Wouldn’t it be fantastic to interact with our automations using our most intuitive method – our voice? And wouldn’t it be great to have a single Personal Assistant that can communicate with other existing Agents?
This is where Vagent excels. It’s a streamlined Voice Interface that you and your entire team can utilize to engage with an AI Supervisor, essentially a personal AI Assistant with access to your custom workflows.
Watch the video below for a demonstration and a detailed explanation of its functionality.

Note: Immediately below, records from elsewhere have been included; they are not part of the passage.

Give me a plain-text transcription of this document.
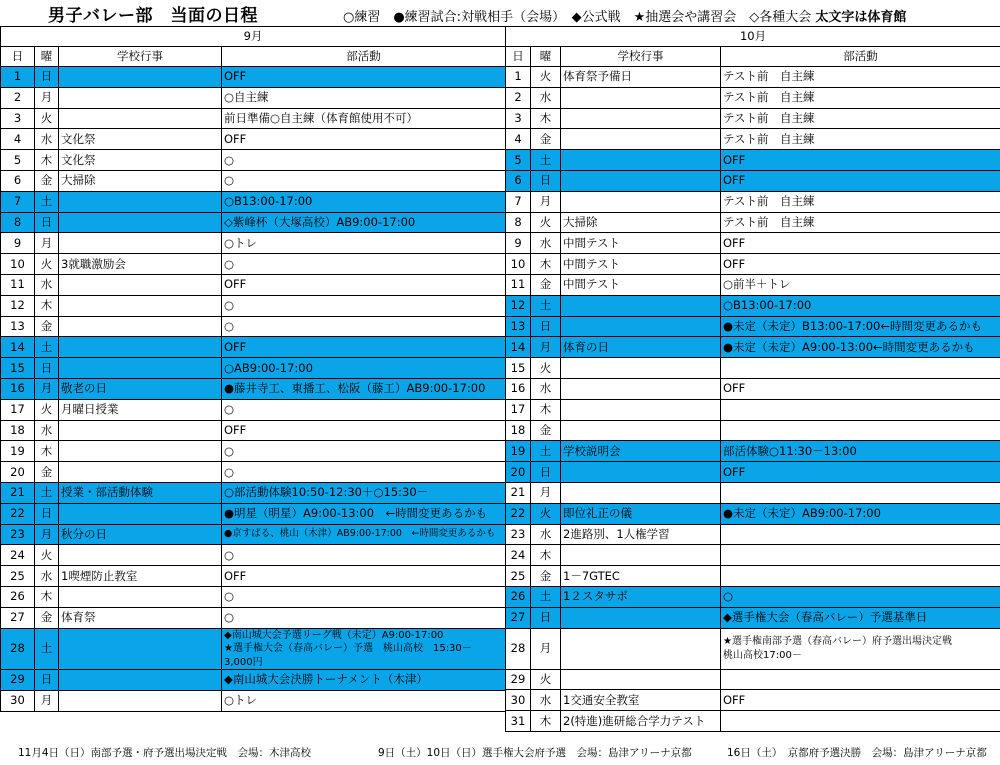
男子バレー部　当面の日程	○練習　●練習試合:対戦相手（会場）　◆公式戦　★抽選会や講習会　◇各種大会 太文字は体育館
9月			
日	曜	学校行事	部活動
1	日		OFF
2	月		○自主練
3	火		前日準備○自主練（体育館使用不可）
4	水	文化祭	OFF
5	木	文化祭	○
6	金	大掃除	○
7	土		○B13:00-17:00
8	日		◇紫峰杯（大塚高校）AB9:00-17:00
9	月		○トレ
10	火	3就職激励会	○
11	水		OFF
12	木		○
13	金		○
14	土		OFF
15	日		○AB9:00-17:00
16	月	敬老の日	●藤井寺工、東播工、松阪（藤工）AB9:00-17:00
17	火	月曜日授業	○
18	水		OFF
19	木		○
20	金		○
21	土	授業・部活動体験	○部活動体験10:50-12:30＋○15:30－
22	日		●明星（明星）A9:00-13:00　←時間変更あるかも
23	月	秋分の日	●京すばる、桃山（木津）AB9:00-17:00　←時間変更あるかも
24	火		○
25	水	1喫煙防止教室	OFF
26	木		○
27	金	体育祭	○
28	土		◆南山城大会予選リーグ戦（未定）A9:00-17:00
★選手権大会（春高バレー）予選　桃山高校　15:30－
3,000円

29	日		◆南山城大会決勝トーナメント（木津）
30	月		○トレ
10月			
日	曜	学校行事	部活動
1	火	体育祭予備日	テスト前　自主練
2	水		テスト前　自主練
3	木		テスト前　自主練
4	金		テスト前　自主練
5	土		OFF
6	日		OFF
7	月		テスト前　自主練
8	火	大掃除	テスト前　自主練
9	水	中間テスト	OFF
10	木	中間テスト	OFF
11	金	中間テスト	○前半＋トレ
12	土		○B13:00-17:00
13	日		●未定（未定）B13:00-17:00←時間変更あるかも
14	月	体育の日	●未定（未定）A9:00-13:00←時間変更あるかも
15	火		
16	水		OFF
17	木		
18	金		
19	土	学校説明会	部活体験○11:30－13:00
20	日		OFF
21	月		
22	火	即位礼正の儀	●未定（未定）AB9:00-17:00
23	水	2進路別、1人権学習	
24	木		
25	金	1－7GTEC	
26	土	1２スタサポ	○
27	日		◆選手権大会（春高バレー）予選基準日
28	月		★選手権南部予選（春高バレー）府予選出場決定戦
桃山高校17:00－

29	火		
30	水	1交通安全教室	OFF
31	木	2(特進)進研総合学力テスト	
11月4日（日）南部予選・府予選出場決定戦　会場：木津高校	9日（土）10日（日）選手権大会府予選　会場：島津アリーナ京都	16日（土）　京都府予選決勝　会場：島津アリーナ京都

To download the App, access the Docs, and obtain a Multi-Agent workflow template, please visit: https://vagent.io
Hi there,
Appreciate the excellent work and commitment to open-source. I've been using Vagent, and it's functioning flawlessly. I had an idea: what if we could enhance it by integrating OpenAI's real-time voice agent? This integration could enable us to connect tools that are executable in real-time via voice commands. For instance, we could configure callin.io workflows as webhooks and invoke them directly through the voice agent, eliminating the need for transcription. The agent could initiate workflows solely through voice commands, fostering a more fluid user experience. What are your thoughts on this concept?
Appreciate the feedback. Great to hear!
That's an interesting concept to integrate the new real-time API. I recently learned about its release. It's expected to reduce response times by approximately 2 seconds.
Using predefined commands feels like a step back in my opinion. It brings to mind the DOS era, where users needed to memorize commands to operate a computer. In contrast, I've structured the application and multi-agent system to facilitate more natural conversations, eliminating the need to understand the underlying processes. This makes it user-friendly, even for non-technical colleagues.
I believe transitioning to low-latency models from Groq could be an effective way to accelerate the overall response time.
Fantastic work on this! It's great that you've made it open source as well.
Looking forward to experimenting with this in my upcoming workflow builds.
Fantastic work, thank you. I’m just starting to play with it. If you do make the switch to the Realtime API, it would be great if there was an option to use an Azure deployment of OpenAI Realtime API.
Wow, really nice work with lots of attention to details!
In my wish list, I would add the option for an OpenAI base URL so we can point to a proxy like LiteLLM or compatible providers such as Openrouter.
LiteLLM can serve as a proxy for Azure OpenAI, including the realtime-preview model.
Thanks!
That's fantastic – precisely what I needed! However, I'm not an iOS user. Is there any possibility you'll be releasing this for Android in the near future?
Another vote for the Android version. I've seen someone mention they got it working, but it involved downloading a roughly 100MB app from Google Drive, which always feels a bit insecure (not making a judgment on its actual security, just the perception).
Android version: GitHub - octionic/vagent-android: A voice activated interface for your custom AI Agent.